Maurice Jarre tuvo la suerte de participar en un cine francés, el de finales de los cincuenta, que no tenía la relamida qualité de los antiguos, sino una profunda inteligencia, y que se mantuvo al margen de la recién estrenada nouvelle vague -era cine de culto, pero no cine social o sexualmente explícito, como se estilaba, para romper con los viejos moldes-, consagrando su atención a las más inquietantes aventuras del cuerpo y del alma, por así decirlo. Sin desdeñar cortinajes, ni ropajes de época, ni tramas de misterio, ni desapariciones de cuerpos, ni huidas por los tejados. Judex, Ojos sin rostro, La cabeza contra el muro… Cofundador de la Filmoteca francesa, con Henri Langlois, en el 36, Franju no fue un Truffaut ni un Godard. Pero, a su manera, fue también un innovador, y sin alharacas. Maurice Jarre escribía su música para él, como lo haría después para los más grandes.

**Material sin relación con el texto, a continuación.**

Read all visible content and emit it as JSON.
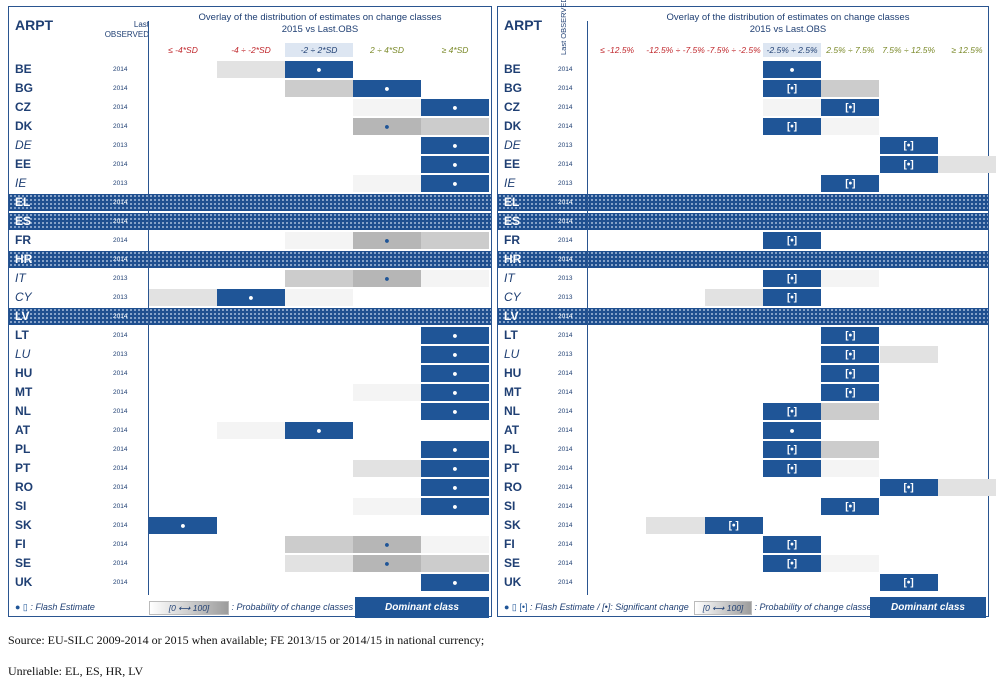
{
  "colors": {
    "dominant": "#1f5597",
    "g1": "#f4f4f4",
    "g2": "#e2e2e2",
    "g3": "#cccccc",
    "g4": "#b6b6b6"
  },
  "left": {
    "arpt": "ARPT",
    "last_observed": [
      "Last",
      "OBSERVED"
    ],
    "title1": "Overlay of the distribution of estimates on change classes",
    "title2": "2015 vs Last.OBS",
    "classes": [
      {
        "label": "≤ -4*SD",
        "color": "#c0282d"
      },
      {
        "label": "-4 ÷ -2*SD",
        "color": "#c0282d"
      },
      {
        "label": "-2 ÷ 2*SD",
        "color": "#1f3f73"
      },
      {
        "label": "2 ÷ 4*SD",
        "color": "#7b8a2a"
      },
      {
        "label": "≥ 4*SD",
        "color": "#7b8a2a"
      }
    ],
    "legend": {
      "flash": "Flash Estimate",
      "range_from": "[0",
      "range_to": "100]",
      "prob": ": Probability of change classes",
      "dominant": "Dominant class"
    }
  },
  "right": {
    "arpt": "ARPT",
    "last_observed": "Last OBSERVED",
    "title1": "Overlay of the distribution of estimates on change classes",
    "title2": "2015 vs Last.OBS",
    "classes": [
      {
        "label": "≤ -12.5%",
        "color": "#c0282d"
      },
      {
        "label": "-12.5% ÷ -7.5%",
        "color": "#c0282d"
      },
      {
        "label": "-7.5% ÷ -2.5%",
        "color": "#c0282d"
      },
      {
        "label": "-2.5% ÷ 2.5%",
        "color": "#1f3f73"
      },
      {
        "label": "2.5% ÷ 7.5%",
        "color": "#7b8a2a"
      },
      {
        "label": "7.5% ÷ 12.5%",
        "color": "#7b8a2a"
      },
      {
        "label": "≥ 12.5%",
        "color": "#7b8a2a"
      }
    ],
    "legend": {
      "flash": "Flash Estimate  /  [•]: Significant change",
      "range_from": "[0",
      "range_to": "100]",
      "prob": ": Probability of change classes",
      "dominant": "Dominant class"
    }
  },
  "rows": [
    {
      "code": "BE",
      "year": "2014",
      "italic": false,
      "L": [
        0,
        2,
        "D",
        0,
        0
      ],
      "Ld": 2,
      "R": [
        0,
        0,
        0,
        "D",
        0,
        0,
        0
      ],
      "Rd": 3,
      "Rb": false
    },
    {
      "code": "BG",
      "year": "2014",
      "italic": false,
      "L": [
        0,
        0,
        3,
        "D",
        0
      ],
      "Ld": 3,
      "R": [
        0,
        0,
        0,
        "D",
        3,
        0,
        0
      ],
      "Rd": 3,
      "Rb": true
    },
    {
      "code": "CZ",
      "year": "2014",
      "italic": false,
      "L": [
        0,
        0,
        0,
        1,
        "D"
      ],
      "Ld": 4,
      "R": [
        0,
        0,
        0,
        1,
        "D",
        0,
        0
      ],
      "Rd": 4,
      "Rb": true
    },
    {
      "code": "DK",
      "year": "2014",
      "italic": false,
      "L": [
        0,
        0,
        0,
        "G",
        3
      ],
      "Ld": 3,
      "R": [
        0,
        0,
        0,
        "D",
        1,
        0,
        0
      ],
      "Rd": 3,
      "Rb": true
    },
    {
      "code": "DE",
      "year": "2013",
      "italic": true,
      "L": [
        0,
        0,
        0,
        0,
        "D"
      ],
      "Ld": 4,
      "R": [
        0,
        0,
        0,
        0,
        0,
        "D",
        0
      ],
      "Rd": 5,
      "Rb": true
    },
    {
      "code": "EE",
      "year": "2014",
      "italic": false,
      "L": [
        0,
        0,
        0,
        0,
        "D"
      ],
      "Ld": 4,
      "R": [
        0,
        0,
        0,
        0,
        0,
        "D",
        2
      ],
      "Rd": 5,
      "Rb": true
    },
    {
      "code": "IE",
      "year": "2013",
      "italic": true,
      "L": [
        0,
        0,
        0,
        1,
        "D"
      ],
      "Ld": 4,
      "R": [
        0,
        0,
        0,
        0,
        "D",
        0,
        0
      ],
      "Rd": 4,
      "Rb": true
    },
    {
      "code": "EL",
      "year": "2014",
      "italic": false,
      "hatch": true
    },
    {
      "code": "ES",
      "year": "2014",
      "italic": false,
      "hatch": true
    },
    {
      "code": "FR",
      "year": "2014",
      "italic": false,
      "L": [
        0,
        0,
        1,
        "G",
        3
      ],
      "Ld": 3,
      "R": [
        0,
        0,
        0,
        "D",
        0,
        0,
        0
      ],
      "Rd": 3,
      "Rb": true
    },
    {
      "code": "HR",
      "year": "2014",
      "italic": false,
      "hatch": true
    },
    {
      "code": "IT",
      "year": "2013",
      "italic": true,
      "L": [
        0,
        0,
        3,
        "G",
        1
      ],
      "Ld": 3,
      "R": [
        0,
        0,
        0,
        "D",
        1,
        0,
        0
      ],
      "Rd": 3,
      "Rb": true
    },
    {
      "code": "CY",
      "year": "2013",
      "italic": true,
      "L": [
        2,
        "D",
        1,
        0,
        0
      ],
      "Ld": 1,
      "R": [
        0,
        0,
        2,
        "D",
        0,
        0,
        0
      ],
      "Rd": 3,
      "Rb": true
    },
    {
      "code": "LV",
      "year": "2014",
      "italic": false,
      "hatch": true
    },
    {
      "code": "LT",
      "year": "2014",
      "italic": false,
      "L": [
        0,
        0,
        0,
        0,
        "D"
      ],
      "Ld": 4,
      "R": [
        0,
        0,
        0,
        0,
        "D",
        0,
        0
      ],
      "Rd": 4,
      "Rb": true
    },
    {
      "code": "LU",
      "year": "2013",
      "italic": true,
      "L": [
        0,
        0,
        0,
        0,
        "D"
      ],
      "Ld": 4,
      "R": [
        0,
        0,
        0,
        0,
        "D",
        2,
        0
      ],
      "Rd": 4,
      "Rb": true
    },
    {
      "code": "HU",
      "year": "2014",
      "italic": false,
      "L": [
        0,
        0,
        0,
        0,
        "D"
      ],
      "Ld": 4,
      "R": [
        0,
        0,
        0,
        0,
        "D",
        0,
        0
      ],
      "Rd": 4,
      "Rb": true
    },
    {
      "code": "MT",
      "year": "2014",
      "italic": false,
      "L": [
        0,
        0,
        0,
        1,
        "D"
      ],
      "Ld": 4,
      "R": [
        0,
        0,
        0,
        0,
        "D",
        0,
        0
      ],
      "Rd": 4,
      "Rb": true
    },
    {
      "code": "NL",
      "year": "2014",
      "italic": false,
      "L": [
        0,
        0,
        0,
        0,
        "D"
      ],
      "Ld": 4,
      "R": [
        0,
        0,
        0,
        "D",
        3,
        0,
        0
      ],
      "Rd": 3,
      "Rb": true
    },
    {
      "code": "AT",
      "year": "2014",
      "italic": false,
      "L": [
        0,
        1,
        "D",
        0,
        0
      ],
      "Ld": 2,
      "R": [
        0,
        0,
        0,
        "D",
        0,
        0,
        0
      ],
      "Rd": 3,
      "Rb": false
    },
    {
      "code": "PL",
      "year": "2014",
      "italic": false,
      "L": [
        0,
        0,
        0,
        0,
        "D"
      ],
      "Ld": 4,
      "R": [
        0,
        0,
        0,
        "D",
        3,
        0,
        0
      ],
      "Rd": 3,
      "Rb": true
    },
    {
      "code": "PT",
      "year": "2014",
      "italic": false,
      "L": [
        0,
        0,
        0,
        2,
        "D"
      ],
      "Ld": 4,
      "R": [
        0,
        0,
        0,
        "D",
        1,
        0,
        0
      ],
      "Rd": 3,
      "Rb": true
    },
    {
      "code": "RO",
      "year": "2014",
      "italic": false,
      "L": [
        0,
        0,
        0,
        0,
        "D"
      ],
      "Ld": 4,
      "R": [
        0,
        0,
        0,
        0,
        0,
        "D",
        2
      ],
      "Rd": 5,
      "Rb": true
    },
    {
      "code": "SI",
      "year": "2014",
      "italic": false,
      "L": [
        0,
        0,
        0,
        1,
        "D"
      ],
      "Ld": 4,
      "R": [
        0,
        0,
        0,
        0,
        "D",
        0,
        0
      ],
      "Rd": 4,
      "Rb": true
    },
    {
      "code": "SK",
      "year": "2014",
      "italic": false,
      "L": [
        "D",
        0,
        0,
        0,
        0
      ],
      "Ld": 0,
      "R": [
        0,
        2,
        "D",
        0,
        0,
        0,
        0
      ],
      "Rd": 2,
      "Rb": true
    },
    {
      "code": "FI",
      "year": "2014",
      "italic": false,
      "L": [
        0,
        0,
        3,
        "G",
        1
      ],
      "Ld": 3,
      "R": [
        0,
        0,
        0,
        "D",
        0,
        0,
        0
      ],
      "Rd": 3,
      "Rb": true
    },
    {
      "code": "SE",
      "year": "2014",
      "italic": false,
      "L": [
        0,
        0,
        2,
        "G",
        3
      ],
      "Ld": 3,
      "R": [
        0,
        0,
        0,
        "D",
        1,
        0,
        0
      ],
      "Rd": 3,
      "Rb": true
    },
    {
      "code": "UK",
      "year": "2014",
      "italic": false,
      "L": [
        0,
        0,
        0,
        0,
        "D"
      ],
      "Ld": 4,
      "R": [
        0,
        0,
        0,
        0,
        0,
        "D",
        0
      ],
      "Rd": 5,
      "Rb": true
    }
  ],
  "footer": {
    "source": "Source: EU-SILC 2009-2014 or 2015 when available; FE 2013/15 or 2014/15 in national currency;",
    "unreliable": "Unreliable: EL, ES, HR, LV"
  }
}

Cuando leí la noticia de su muerte recordé, para mi consuelo, los majestuosos paseos de Lawrence por Arabia, con sus hábitos de desarraigado; la malograda pasión de los ojos de Lara cuando camina por Moscú y desconoce que, a sus espaldas, a su hombre de toda la vida le ha dado un infarto mortal al verla desde un tranvía, y que yace en el suelo, muriendo entre desconocidos tras una vida terrible. Recordé la casa de cristal, Lara alejándose en el trineo, la música que rompe el corazón mientras nada, ni un compás, quiebra el hielo.

Demonios, quizá nuestras vidas no estén a la altura de estos músicos que sabían interpretar los sentimientos, las hazañas bélicas, las hazañas valerosas -ah, cabalgar por una buena causa, al son de Los profesionales-, pero el solo hecho de recordarlas y de que de cuando en cuando las canturreemos, aunque sea por dentro, nos ayuda a embellecerlas.

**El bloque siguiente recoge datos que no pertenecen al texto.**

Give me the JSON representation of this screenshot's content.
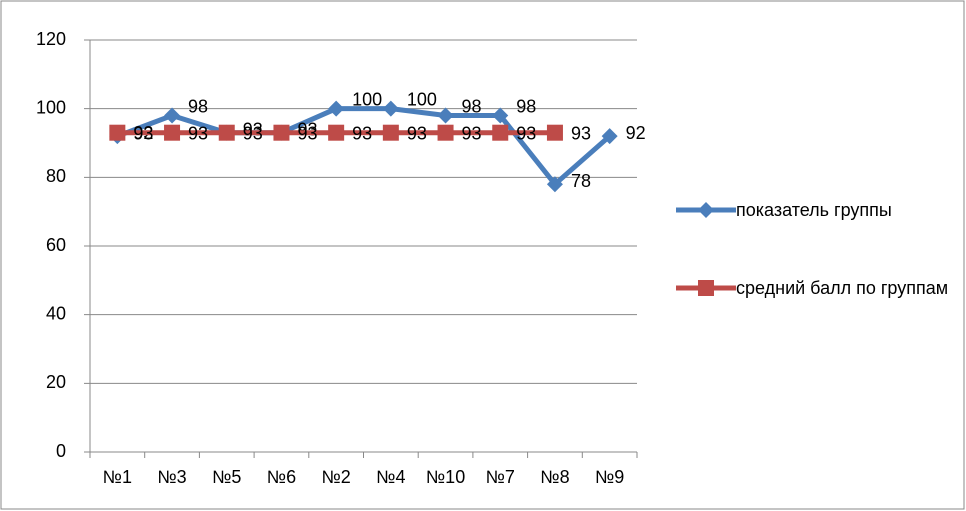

Maurice Jarre, entre los muchísimos trabajos que le debemos, puso música a dos documentales sobre nuestra España dirigidos por el prestigioso Frédéric Rossif: Morir à Madrid y Pour l'Espagne, en el año 63; no gustaron nada al régimen franquista -los prohibió, claro-, y el ilustre realizador patrio de fama global, Eduardo Manzanos, se apresuró a rodar una réplica titulada ¿Por qué morir en España?, con guión de otro escritor inmortal, Rafael García Serrano, guionista del inmarcesible título La fiel infantería, con Arturo Fernández.

Todo esto viene a cuento porque me gusta homenajear a quienes pusieron banda sonora a mi vida. Pueden desaparecer físicamente, pero nunca lo hace su obra. Y, mientras nosotros los cinéfilos y cuanta gente ha aprendido y gozado del cine les podamos recordar, seguiremos poniéndole Moon River a nuestros momentos de amor y La Pantera Rosa a nuestras patosidades (gran Henry Mancini), así como una escalofriante tonada en espiral para cuando lleguen las etapas de pánico firmada por Bernard Herrmann.